Since 2013, the City of Phoenix, Human Services Department Business and Workforce Development Division has provided nearly 600 paid summer internships to young adults, ages 16 to 24 through its Phoenix Youth R.I.S.E. (Reach and Invest in Summer Employment) program.
The program offers subsidized wages for youth who work with selected employers during the summer months (up to 200 hours), provides work readiness training and builds pathways to success through education, skill building and employment.
Phoenix Youth R.I.S.E. is a collaboration of employers from high-demand sectors (Advanced Business Services, Construction, Healthcare, IT and Manufacturing) paired with a two-day work readiness training program that features financial empowerment and literacy.
The City of Phoenix oversees the program and recruits summer youth participants and employers who serve as mentors for the worksites.
Statistics have shown that a lack of early work experience can negatively affect employment and earnings later in life.
In the U.S., unemployment rate for teens is at 11% as of July 2018, which is two to three times higher than any other demographic.
Over half of unemployed teens report that they are searching for their first job, which suggests that fewer pathways to the labor market exist. Youth of color face the greatest difficulties, especially those from low-income neighborhoods.
Summer youth employment programs are a popular strategy in many communities to ensure that youth gain valuable workforce experience and have a safe, productive way to spend their time.
According to the 2018 Measure of America Report, the Phoenix Metropolitan Area has one of the highest rates (14%) of opportunity youth ages 16-24 who are not currently enrolled in school or employed among major metropolitan areas across the country. It is estimated that in Phoenix, 1 in 7 youth ages 16-24 or 75,200 youth, are disconnected from employment and educational opportunities.
Opportunity youth are largely youth of color who have experienced multiple life barriers such as criminal justice histories, housing instability or mental health issues. These intersecting challenges create barriers to accomplishing their educational and employment goals, which in turn can contribute to high rates of school dropout and unemployment as well as economic costs to taxpayers and society.
Even when opportunity youth are enrolled in educational opportunities, they experience higher rates of attendance problems, including truancy and dropout. Likewise, when employed, opportunity youth typically hold low-pay, entry level positions with limited opportunities for career advancement.
The Business and Workforce Development Division’s approach is to serve youth most in need through the Phoenix Youth R.I.S.E. program and target the areas in Phoenix where there are high concentrations of opportunity youth.
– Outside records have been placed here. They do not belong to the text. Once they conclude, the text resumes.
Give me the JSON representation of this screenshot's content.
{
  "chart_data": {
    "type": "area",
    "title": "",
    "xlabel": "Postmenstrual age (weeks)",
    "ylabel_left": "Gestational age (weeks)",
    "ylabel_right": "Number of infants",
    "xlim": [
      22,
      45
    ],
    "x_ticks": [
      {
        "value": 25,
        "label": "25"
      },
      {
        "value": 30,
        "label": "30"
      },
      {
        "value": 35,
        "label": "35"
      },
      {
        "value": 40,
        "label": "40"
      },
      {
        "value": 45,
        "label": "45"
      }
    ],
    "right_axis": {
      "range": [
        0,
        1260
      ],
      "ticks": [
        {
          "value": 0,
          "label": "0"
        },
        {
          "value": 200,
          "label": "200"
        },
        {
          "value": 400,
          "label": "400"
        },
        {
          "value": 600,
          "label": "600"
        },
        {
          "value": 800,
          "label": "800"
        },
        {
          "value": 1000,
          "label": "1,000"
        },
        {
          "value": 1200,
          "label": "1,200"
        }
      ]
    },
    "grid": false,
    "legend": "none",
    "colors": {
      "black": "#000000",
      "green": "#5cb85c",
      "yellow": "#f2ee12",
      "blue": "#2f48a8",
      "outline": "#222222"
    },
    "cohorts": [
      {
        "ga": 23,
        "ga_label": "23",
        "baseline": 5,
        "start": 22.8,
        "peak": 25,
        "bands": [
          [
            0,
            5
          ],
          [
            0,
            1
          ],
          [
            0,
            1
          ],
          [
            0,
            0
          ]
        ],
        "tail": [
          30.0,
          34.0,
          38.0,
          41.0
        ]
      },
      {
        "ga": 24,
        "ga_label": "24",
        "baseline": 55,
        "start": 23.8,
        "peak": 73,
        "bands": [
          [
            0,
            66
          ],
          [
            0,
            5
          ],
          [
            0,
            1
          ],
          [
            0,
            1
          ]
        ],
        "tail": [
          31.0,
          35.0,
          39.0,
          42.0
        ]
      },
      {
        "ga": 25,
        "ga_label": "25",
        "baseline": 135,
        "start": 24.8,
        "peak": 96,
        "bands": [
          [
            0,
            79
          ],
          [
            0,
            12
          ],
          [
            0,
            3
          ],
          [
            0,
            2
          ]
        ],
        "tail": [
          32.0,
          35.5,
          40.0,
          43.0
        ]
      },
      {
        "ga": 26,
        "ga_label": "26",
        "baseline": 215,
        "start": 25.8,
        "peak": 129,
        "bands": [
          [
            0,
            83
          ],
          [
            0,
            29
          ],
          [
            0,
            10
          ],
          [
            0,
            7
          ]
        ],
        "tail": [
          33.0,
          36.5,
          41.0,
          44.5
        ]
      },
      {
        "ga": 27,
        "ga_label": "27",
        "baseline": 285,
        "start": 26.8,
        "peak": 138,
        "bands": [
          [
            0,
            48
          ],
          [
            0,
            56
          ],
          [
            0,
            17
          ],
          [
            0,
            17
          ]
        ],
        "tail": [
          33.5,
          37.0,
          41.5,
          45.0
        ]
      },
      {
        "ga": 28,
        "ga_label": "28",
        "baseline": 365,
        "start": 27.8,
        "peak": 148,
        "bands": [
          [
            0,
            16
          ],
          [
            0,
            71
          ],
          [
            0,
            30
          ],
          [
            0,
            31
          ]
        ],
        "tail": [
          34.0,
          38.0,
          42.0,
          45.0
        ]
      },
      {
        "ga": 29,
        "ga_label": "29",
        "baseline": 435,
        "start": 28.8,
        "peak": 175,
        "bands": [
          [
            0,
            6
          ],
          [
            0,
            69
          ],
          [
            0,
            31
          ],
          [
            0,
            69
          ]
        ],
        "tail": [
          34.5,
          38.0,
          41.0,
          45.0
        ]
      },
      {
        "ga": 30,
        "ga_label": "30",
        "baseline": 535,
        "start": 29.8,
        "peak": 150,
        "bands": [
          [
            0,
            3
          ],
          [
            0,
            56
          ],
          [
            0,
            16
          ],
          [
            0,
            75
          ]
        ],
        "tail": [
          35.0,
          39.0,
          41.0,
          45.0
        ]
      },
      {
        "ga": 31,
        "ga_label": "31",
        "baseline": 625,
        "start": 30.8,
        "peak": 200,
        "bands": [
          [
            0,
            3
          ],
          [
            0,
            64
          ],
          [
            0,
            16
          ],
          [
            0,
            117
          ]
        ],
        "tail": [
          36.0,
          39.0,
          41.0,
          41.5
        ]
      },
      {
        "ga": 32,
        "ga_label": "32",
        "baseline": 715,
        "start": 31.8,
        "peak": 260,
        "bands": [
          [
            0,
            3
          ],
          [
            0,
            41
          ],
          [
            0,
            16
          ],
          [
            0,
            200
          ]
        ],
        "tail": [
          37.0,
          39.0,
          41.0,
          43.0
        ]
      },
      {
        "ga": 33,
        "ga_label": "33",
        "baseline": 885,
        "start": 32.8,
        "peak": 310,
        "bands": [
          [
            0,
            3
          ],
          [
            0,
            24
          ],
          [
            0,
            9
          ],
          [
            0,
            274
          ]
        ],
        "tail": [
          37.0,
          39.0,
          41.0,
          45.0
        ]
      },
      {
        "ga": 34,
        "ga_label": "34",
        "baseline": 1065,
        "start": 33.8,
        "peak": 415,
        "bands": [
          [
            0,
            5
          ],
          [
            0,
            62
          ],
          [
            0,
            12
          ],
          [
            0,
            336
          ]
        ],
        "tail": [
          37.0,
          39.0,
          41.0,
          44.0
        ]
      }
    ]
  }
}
The R.I.S.E. program has been so successful that many businesses hire their interns after the 5-week program. Of those that participate, 92 percent state that they would be participating again.
One called it, “a fantastic experience. RISE interns were eager and ready to work, excited to learn new things and willing to try. I highly recommend this program. Each intern had unique skills to bring to the table and we appreciated them all.”
Another noted that their “intern was definitely an asset to our department. We received positive responses from everyone he assisted.”
Thanks to the internships, youth were able to gain valuable work experience, grow a professional network and earn money. Not to mention the insights they gathered into their future professional endeavors.
Here is what some had to say about their experience:
- “It broadened my horizon of careers I have in mind to pursue after high school. I realized I had skills I didn’t know I had that would aid me in multiple jobs.”
- “I have understood more people and how they are. I was able to connect with others and their different life and personal experiences and problems. This experience has made me open up more about jobs that I should or can get when I grow up.”
- “I already had an idea of what i was going to do for career and college, but the summer internship showed me skills that allowed me to solidify my thoughts.”